The question of aesthetics and politics continues to be central to contemporary Marxist aesthetics (Baxandall 1972). It is linked to the debates about realism discussed above. A revival of interest in the work of Benjamin has given rise to a focus on the possibility of revolutionizing the means of artistic production as a political act and strategy, rather than concentrating entirely on questions of radical content or even the form of cultural products. Another aspect of the present-day debate is an examination, for example by socialist playwrights, of the question whether radical ideas are most usefully expressed on television, with its potential mass audience as well as its scope for technical innovation and 'Brechtian' devices, or in the theatre, with its relative freedom from structural, professional, and, in the case of community or street theatre, ideological constraints, but its far smaller audiences. Finally, concomitant with the development of a feminist critique of Marxism itself (see FEMINISM), there has recently grown up a socialist-feminist cultural practice and theory, in which patriarchal themes in the arts and patriarchal relations in the theatre and other cultural institutions are subjected to criticism and reversal, in conjunction with a central emphasis on questions of class and ideology.
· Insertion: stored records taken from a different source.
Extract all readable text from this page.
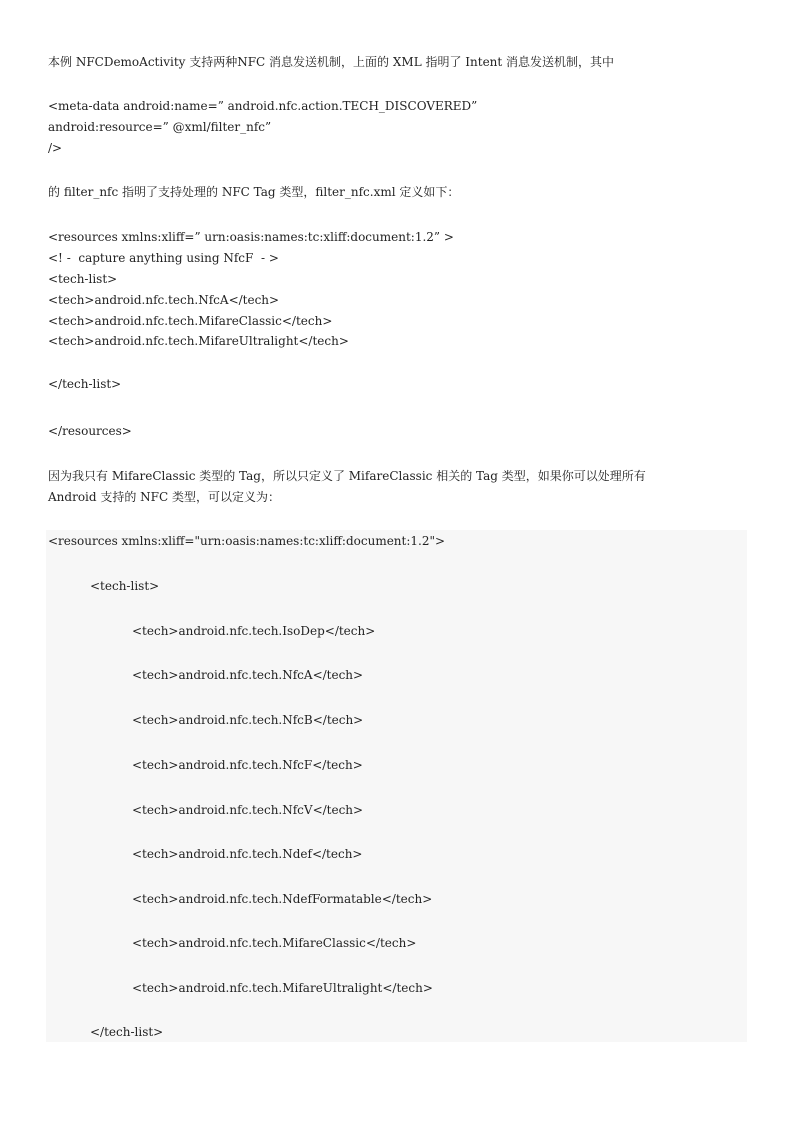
本例 NFCDemoActivity 支持两种NFC 消息发送机制，上面的 XML 指明了 Intent 消息发送机制，其中
<meta-data android:name=” android.nfc.action.TECH_DISCOVERED”
android:resource=” @xml/filter_nfc”
/>
的 filter_nfc 指明了支持处理的 NFC Tag 类型，filter_nfc.xml 定义如下：
<resources xmlns:xliff=” urn:oasis:names:tc:xliff:document:1.2” >
<! -  capture anything using NfcF  - >
<tech-list>
<tech>android.nfc.tech.NfcA</tech>
<tech>android.nfc.tech.MifareClassic</tech>
<tech>android.nfc.tech.MifareUltralight</tech>
</tech-list>
</resources>
因为我只有 MifareClassic 类型的 Tag，所以只定义了 MifareClassic 相关的 Tag 类型，如果你可以处理所有
Android 支持的 NFC 类型，可以定义为：
<resources xmlns:xliff="urn:oasis:names:tc:xliff:document:1.2">
<tech-list>
<tech>android.nfc.tech.IsoDep</tech>
<tech>android.nfc.tech.NfcA</tech>
<tech>android.nfc.tech.NfcB</tech>
<tech>android.nfc.tech.NfcF</tech>
<tech>android.nfc.tech.NfcV</tech>
<tech>android.nfc.tech.Ndef</tech>
<tech>android.nfc.tech.NdefFormatable</tech>
<tech>android.nfc.tech.MifareClassic</tech>
<tech>android.nfc.tech.MifareUltralight</tech>
</tech-list>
Last, the development of a Marxist aesthetics has thrown into question the notion of aesthetic value. The recognition that not only the arts themselves, but also the practices and institutions of art criticism, must be construed as ideological and interest-related, exposes the relative and arbitrary nature of the conferral of value on works of art. Until recently this was not thought by Marxist aestheticians to be a problem, and writers such as Lukács managed to preserve a 'great tradition' in literature, perhaps surprisingly close to the great tradition of mainstream bourgeois criticism, by invoking certain political-aesthetic criteria. The question of the relation between 'high' and popular art, like that of the partial perspective of the critic, was rarely addressed. The problem of value is currently confronted by Marxists in a number of ways, ranging from a willing acceptance of the relativist implications of the critique of ideology to an attempt to reassert absolute standards of beauty and value on the basis of supposed human universals of an anthropological or psychological kind (see also ART; CULTURE; LITERATURE).


Reading

Arvon, Henri 1973: Marxist Esthetics.

Baxandall, Lee (ed.) 1972: Radical Perspectives in the Arts.

Bennett, Tony 1979: Formalism and Marxism.

Bloch, Ernst et al. 1977: Aesthetics and Politics.

Laing, David 1978: The Marxist Theory of Art.

Lenin, V.I. 1905 (1967): On Literature and Art.

Vázquez, Adolfo Sanches 1973: Art and Society.
Essays in Marxist Aesthetics.

Williams, Raymond 1977: Marxism and Literature.